How The Next Generation Relates

Haaretz reports on the latest Jewish Funders Network conference and the delivery of two new papers on identity and affiliation.

There are two faces to the younger generation, which was among the focuses of the conference: the young generation of “givers,” which is gradually taking the reins from their aging parents, and the young generation of “receivers” – young Jews throughout America (and the rest of the world), whom the givers and the professionals are now seeking to attract. It is a generation that does not go to synagogue, marries late and not always with Jews, is less bonded to Israel, is connected to the American culture and feels safe and comfortable in it. This is the Jewish-American generation, as researcher Anna Greenberg termed it, whose Judaism is important, but not necessarily most important, to it.
[…] On this point, one should go and check Greenberg’s data. When she asked young people what it means to them to be Jewish, she got the following responses, in this order: remembering the Shoah (a great deal – 73 percent, a fair amount – 89 percent); making the world a better place (82 percent, 64 percent); living a moral lifestyle (80 percent, 63 percent); understanding Jewish history (58 percent, 84 percent); learning about Jewish culture (83 percent, 57 percent); and so on. These findings are being studied by donors, in order to decide where and how much to invest. The upshot? A move to donate more to cultural activities and projects that are related to tikkun olam – repairing the world.
Ari Kelman, who also presented the initial results of research he conducted with Columbia University’s Prof. Steven Cohen, on the activities of young Jews in New York, enumerated a few requisite parameters: Young people prefer their activities to be fun, cultural and social (not religious). They also think one shouldn’t go overboard on the seriousness. America is now seeing a proliferation of literary salons on Jewish matters, dance parties, clubs and even a new subversive magazine called “Guilt and Pleasure” – everything outside the bounds of the “old” Jewish establishment that was supported by the big federations, synagogues and community centers.

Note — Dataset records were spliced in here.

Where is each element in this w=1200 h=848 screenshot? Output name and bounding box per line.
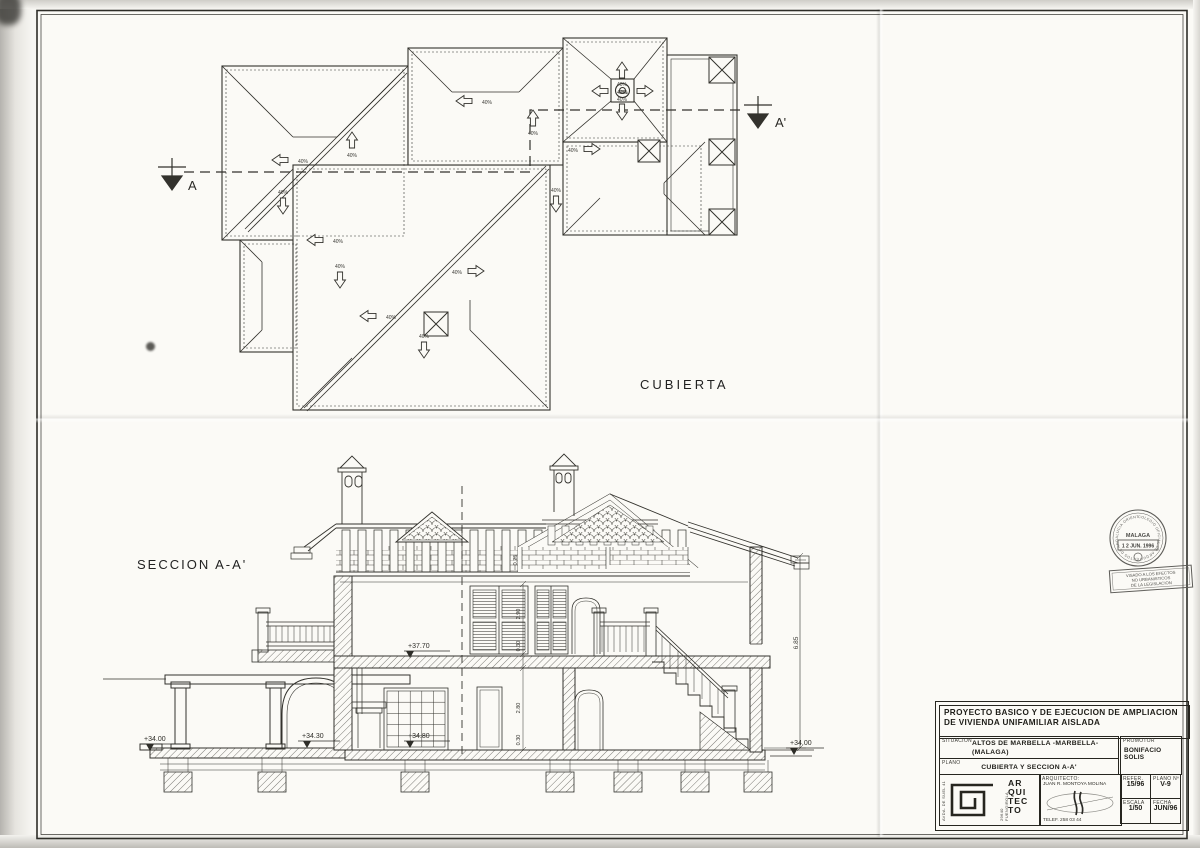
refer-label: REFER. xyxy=(1123,776,1143,782)
reference-grid: REFER. 15/96 PLANO Nº V-9 ESCALA 1/50 FE… xyxy=(1120,774,1180,824)
roof-slope-label: 40% xyxy=(617,90,628,96)
situacion-value-line2: (MALAGA) xyxy=(972,749,1009,756)
roof-slope-label: 40% xyxy=(335,264,346,270)
dim-lower-slab: 0.30 xyxy=(516,735,522,746)
paper-fold-horizontal xyxy=(36,414,1188,423)
dim-rafter: 0.25 xyxy=(513,555,519,566)
plano-num-cell: PLANO Nº V-9 xyxy=(1150,774,1181,799)
level-value: +37.70 xyxy=(408,643,430,650)
plano-num-label: PLANO Nº xyxy=(1153,776,1179,782)
promotor-value: BONIFACIO SOLIS xyxy=(1124,747,1181,761)
telefono: TELEF. 258 03 44 xyxy=(1043,818,1081,823)
section-marker-a-prime-label: A' xyxy=(775,115,786,130)
roof-slope-label: 40% xyxy=(298,159,309,165)
refer-value: 15/96 xyxy=(1121,781,1150,788)
roof-slope-label: 40% xyxy=(278,190,289,196)
fecha-value: JUN/96 xyxy=(1151,805,1180,812)
escala-cell: ESCALA 1/50 xyxy=(1120,798,1151,824)
roof-slope-label: 40% xyxy=(452,270,463,276)
level-marker-right-ground: +34.00 xyxy=(786,740,824,755)
refer-cell: REFER. 15/96 xyxy=(1120,774,1151,799)
roof-slope-label: 40% xyxy=(419,334,430,340)
dim-lower-room: 2.80 xyxy=(516,703,522,714)
section-linework: +34.00 +34.30 +34.80 +37.70 xyxy=(103,454,824,792)
roof-plan-linework: A A' 40% xyxy=(158,38,786,411)
dim-upper-slab: 0.30 xyxy=(516,641,522,652)
fecha-cell: FECHA JUN/96 xyxy=(1150,798,1181,824)
project-title-box: PROYECTO BASICO Y DE EJECUCION DE AMPLIA… xyxy=(939,705,1190,739)
plano-label: PLANO xyxy=(942,760,960,766)
roof-slope-label: 40% xyxy=(386,315,397,321)
roof-slope-label: 40% xyxy=(347,153,358,159)
roof-slope-label: 40% xyxy=(482,100,493,106)
roof-plan-title: CUBIERTA xyxy=(640,377,729,392)
architect-spiral-logo-icon xyxy=(949,782,997,818)
architect-logo-box: AVDA. DE SUEL 41 29640 FUENGIROLA AR QUI… xyxy=(939,774,1041,826)
paper-fold-vertical xyxy=(876,9,884,837)
level-value: +34.00 xyxy=(144,736,166,743)
wordmark-line: TO xyxy=(1008,806,1028,815)
plano-num-value: V-9 xyxy=(1151,781,1180,788)
title-block: PROYECTO BASICO Y DE EJECUCION DE AMPLIA… xyxy=(935,701,1189,831)
roof-slope-label: 40% xyxy=(568,148,579,154)
situacion-value-line1: ALTOS DE MARBELLA -MARBELLA- xyxy=(972,740,1098,747)
visa-box-stamp: VISADO A LOS EFECTOS NO URBANISTICOS DE … xyxy=(1109,565,1192,593)
roof-slope-label: 40% xyxy=(333,239,344,245)
upper-floor-openings xyxy=(470,586,600,654)
section-chimneys xyxy=(338,454,578,524)
architectural-drawing-sheet: A A' 40% xyxy=(0,0,1200,848)
plano-value: CUBIERTA Y SECCION A-A' xyxy=(940,764,1118,771)
project-title-line1: PROYECTO BASICO Y DE EJECUCION DE AMPLIA… xyxy=(944,708,1185,718)
architect-info-box: ARQUITECTO: JUAN R. MONTOYA MOLINA TELEF… xyxy=(1039,774,1122,826)
stamp-visa-date: 1 2 JUN. 1996 xyxy=(1122,544,1154,550)
level-value: +34.80 xyxy=(408,733,430,740)
roof-slope-label: 40% xyxy=(551,188,562,194)
fecha-label: FECHA xyxy=(1153,800,1171,806)
level-marker-ground-floor: +34.80 xyxy=(404,733,450,748)
foundations xyxy=(140,744,814,792)
plano-box: PLANO CUBIERTA Y SECCION A-A' xyxy=(939,758,1119,775)
section-title: SECCION A-A' xyxy=(137,557,247,572)
section-marker-a-label: A xyxy=(188,178,197,193)
escala-value: 1/50 xyxy=(1121,805,1150,812)
dim-upper-room: 2.90 xyxy=(516,609,522,620)
level-value: +34.00 xyxy=(790,740,812,747)
level-value: +34.30 xyxy=(302,733,324,740)
promotor-box: PROMOTOR BONIFACIO SOLIS xyxy=(1120,736,1182,775)
stamp-city: MALAGA xyxy=(1126,533,1150,539)
staircase xyxy=(592,608,750,750)
promotor-label: PROMOTOR xyxy=(1123,738,1155,744)
address-vertical-text: AVDA. DE SUEL 41 xyxy=(941,779,946,821)
project-title-line2: DE VIVIENDA UNIFAMILIAR AISLADA xyxy=(944,718,1185,728)
architect-signature xyxy=(1044,790,1116,816)
roof-slope-label: 40% xyxy=(528,131,539,137)
roof-structure xyxy=(291,494,809,576)
situacion-label: SITUACION xyxy=(942,738,972,744)
escala-label: ESCALA xyxy=(1123,800,1145,806)
dim-total-height: 6.85 xyxy=(793,636,800,649)
roof-slope-label: 40% xyxy=(617,82,628,88)
architect-wordmark: AR QUI TEC TO xyxy=(1008,779,1028,815)
situacion-box: SITUACION ALTOS DE MARBELLA -MARBELLA- (… xyxy=(939,736,1119,759)
arquitecto-name: JUAN R. MONTOYA MOLINA xyxy=(1043,782,1106,787)
roof-slope-label: 40% xyxy=(617,97,628,103)
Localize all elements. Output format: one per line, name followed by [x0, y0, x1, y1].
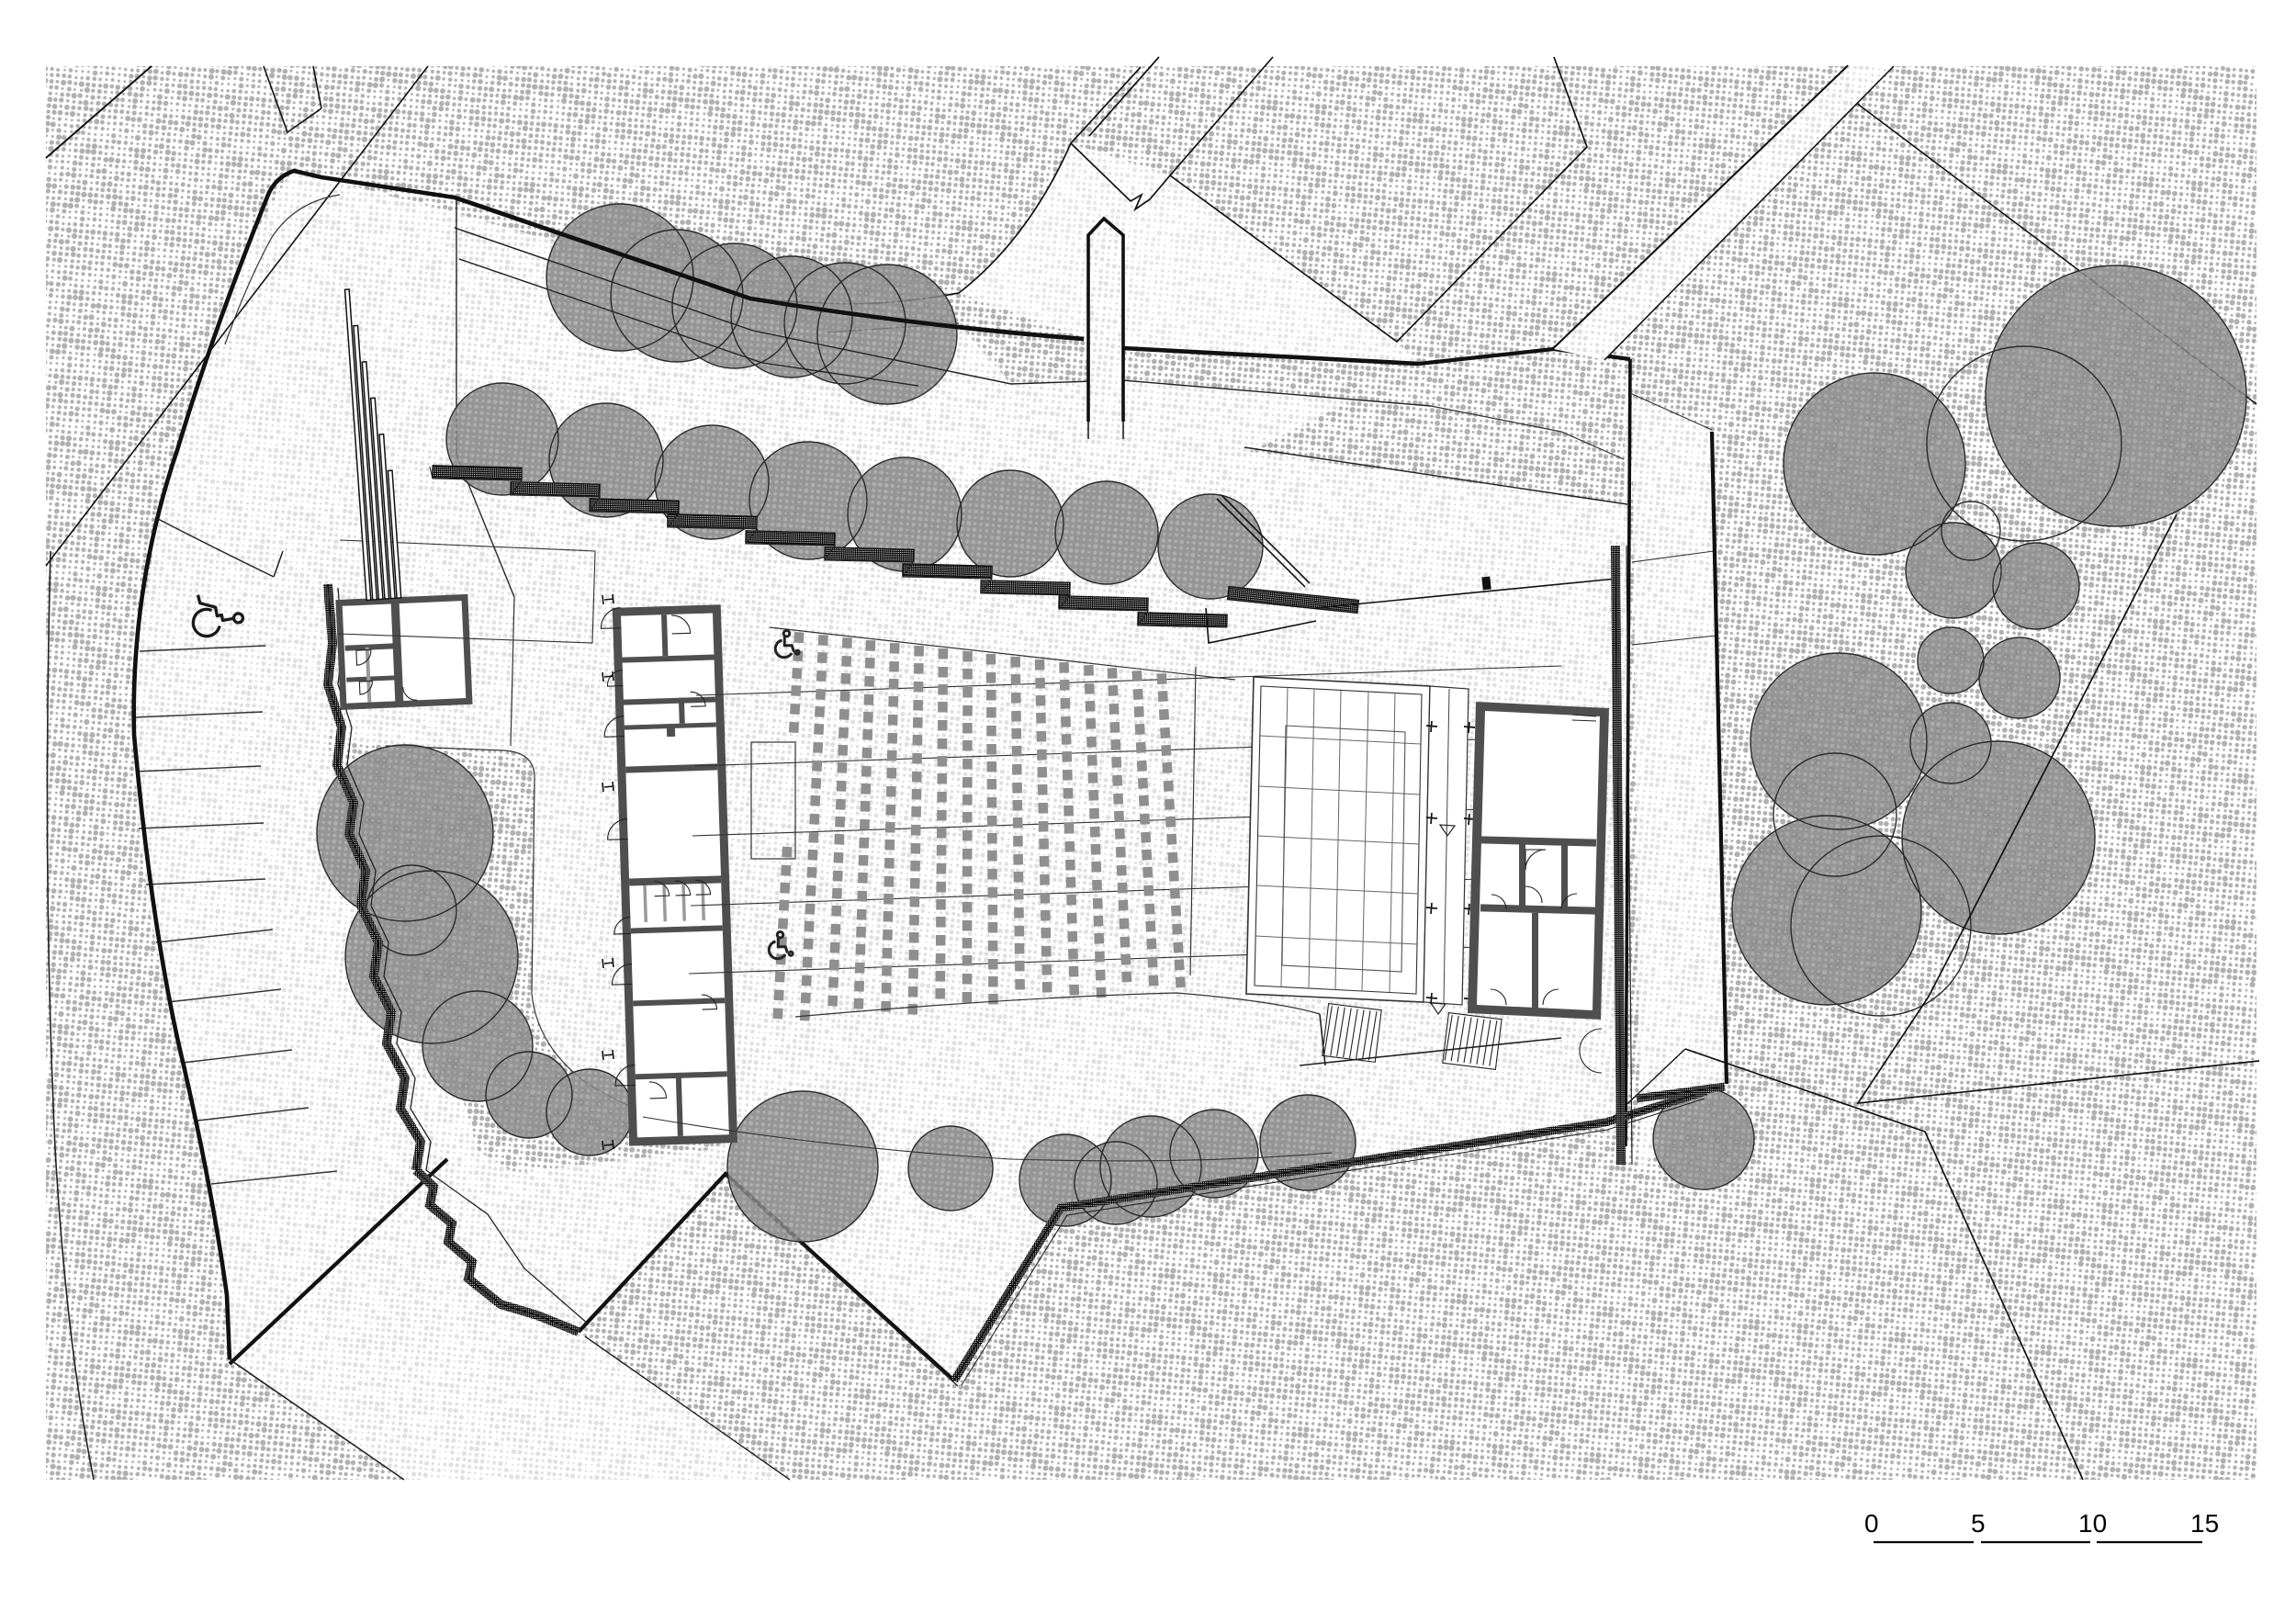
svg-text:10: 10 — [2078, 1509, 2107, 1538]
svg-text:5: 5 — [1971, 1509, 1986, 1538]
svg-text:0: 0 — [1864, 1509, 1879, 1538]
svg-text:15: 15 — [2190, 1509, 2219, 1538]
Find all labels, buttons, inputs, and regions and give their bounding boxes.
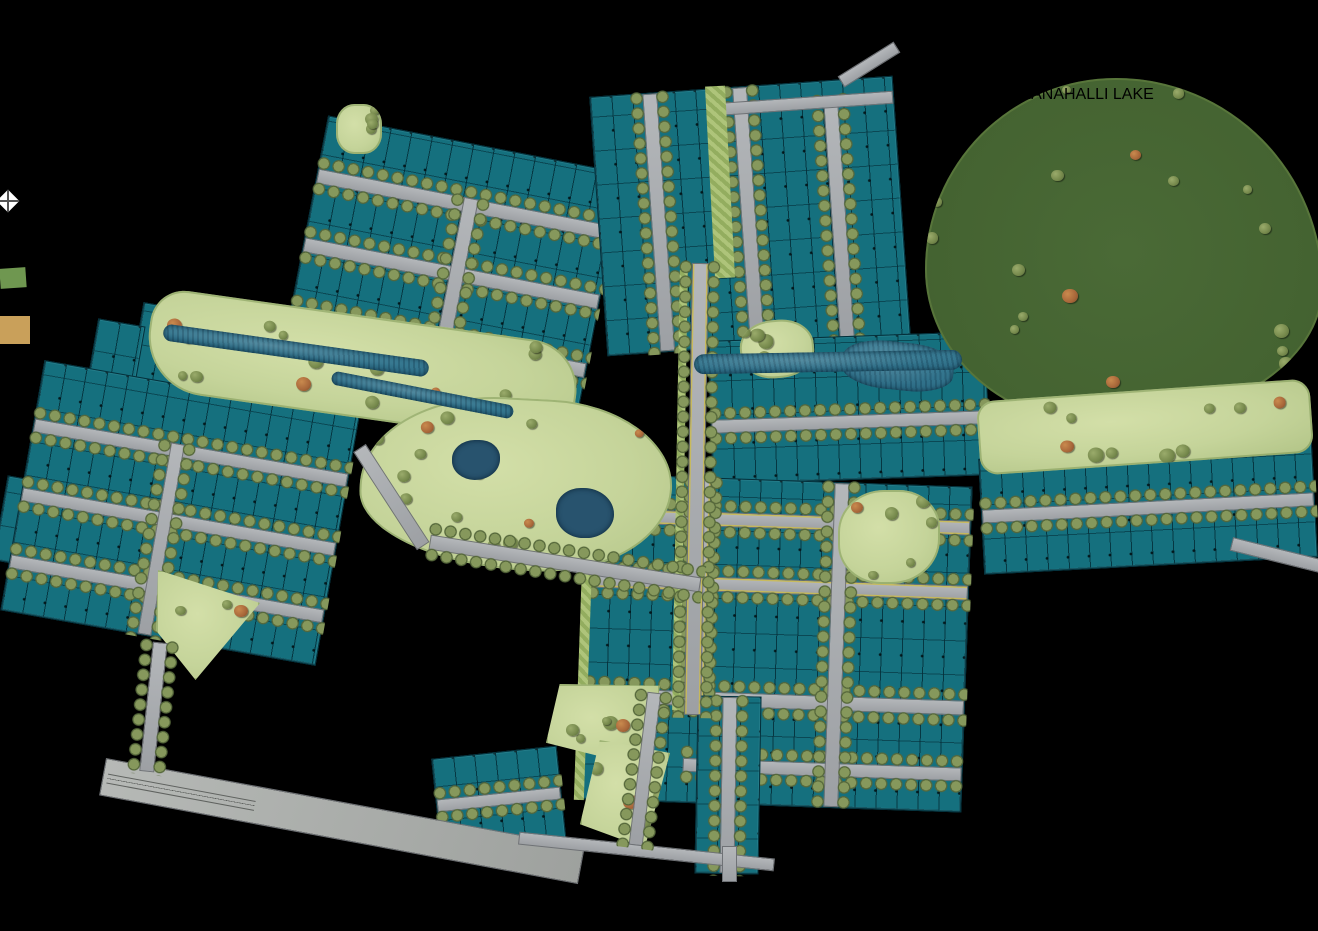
road [732, 87, 765, 345]
tree-icon [906, 558, 916, 567]
tree-icon [222, 600, 231, 609]
tree-icon [1060, 440, 1075, 454]
tree-icon [932, 197, 942, 206]
tree-icon [234, 605, 247, 617]
section-line-break [514, 893, 538, 910]
tree-icon [1204, 403, 1216, 414]
playground [0, 288, 30, 316]
road [711, 410, 987, 434]
clubhouse-c01-wing [0, 74, 67, 146]
plot-block-topcenter [589, 76, 910, 357]
tree-icon [1043, 401, 1057, 414]
tree-icon [526, 418, 537, 428]
park-34-36 [838, 490, 940, 584]
clubhouse-c02 [0, 146, 53, 171]
south-park-road [629, 692, 662, 847]
tree-icon [367, 119, 378, 129]
tree-icon [295, 376, 312, 392]
tree-icon [1066, 413, 1077, 423]
strip-stub-road [722, 846, 737, 882]
tree-icon [916, 495, 930, 508]
triangle-park-plaza [0, 316, 30, 344]
tree-icon [278, 330, 289, 340]
tree-icon [1175, 444, 1190, 458]
tree-icon [189, 370, 203, 383]
tree-icon [576, 734, 586, 743]
road [642, 93, 675, 351]
tree-icon [1234, 402, 1247, 414]
spiral-plaza [0, 209, 36, 243]
tree-icon [372, 433, 385, 445]
tree-icon [1279, 357, 1292, 369]
tree-icon [415, 449, 427, 460]
sports-court [0, 267, 27, 289]
tree-icon [926, 517, 938, 528]
section-line-break [462, 897, 486, 914]
site-master-plan: RAMANAYAKANAHALLI LAKE C - 01 C - 02 12. [0, 0, 1318, 931]
tree-icon [566, 724, 579, 736]
tree-icon [868, 571, 877, 579]
tree-icon [616, 719, 630, 732]
main-spine-road [684, 263, 709, 715]
tree-icon [1159, 448, 1175, 463]
tree-icon [263, 320, 276, 332]
tree-icon [1105, 447, 1118, 459]
tree-icon [420, 421, 434, 434]
pond-2 [556, 488, 614, 538]
tree-icon [851, 502, 863, 513]
tree-icon [397, 470, 410, 482]
park-38 [336, 104, 382, 154]
road [823, 96, 855, 339]
tree-icon [364, 395, 380, 410]
tree-icon [1087, 447, 1104, 463]
road [437, 787, 562, 813]
tree-icon [440, 411, 455, 425]
tree-icon [635, 429, 645, 438]
tree-icon [523, 518, 534, 528]
road [982, 492, 1314, 523]
tree-icon [177, 371, 188, 381]
tree-icon [451, 511, 463, 522]
tree-icon [175, 606, 186, 616]
tree-icon [1273, 396, 1287, 409]
entry-avenue [139, 642, 168, 773]
basketball-court [0, 242, 43, 270]
tree-icon [885, 507, 899, 520]
lake-label: RAMANAYAKANAHALLI LAKE [933, 86, 1315, 104]
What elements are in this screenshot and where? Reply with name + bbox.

I mean, apart from that utter nonsense about Guilt and Pleasure being subversive and coming from outside the establishment, and the various other examples of bad journalism or utter ignorance and unfamiliarity with these subjects spotted throughout the piece, it’s an article well-worth reading, so please do, continue reading. See also: Reboot’s The Latte Report.

One thought on “How The Next Generation Relates

  1. you’d think they would do something that didnt reak of the ethnography of the 18th century, weird. any oral histories available on the internet? like a biography of a jewish boy from down your block, who likes tacos and ben katchor? who is gonna figure us the youth out?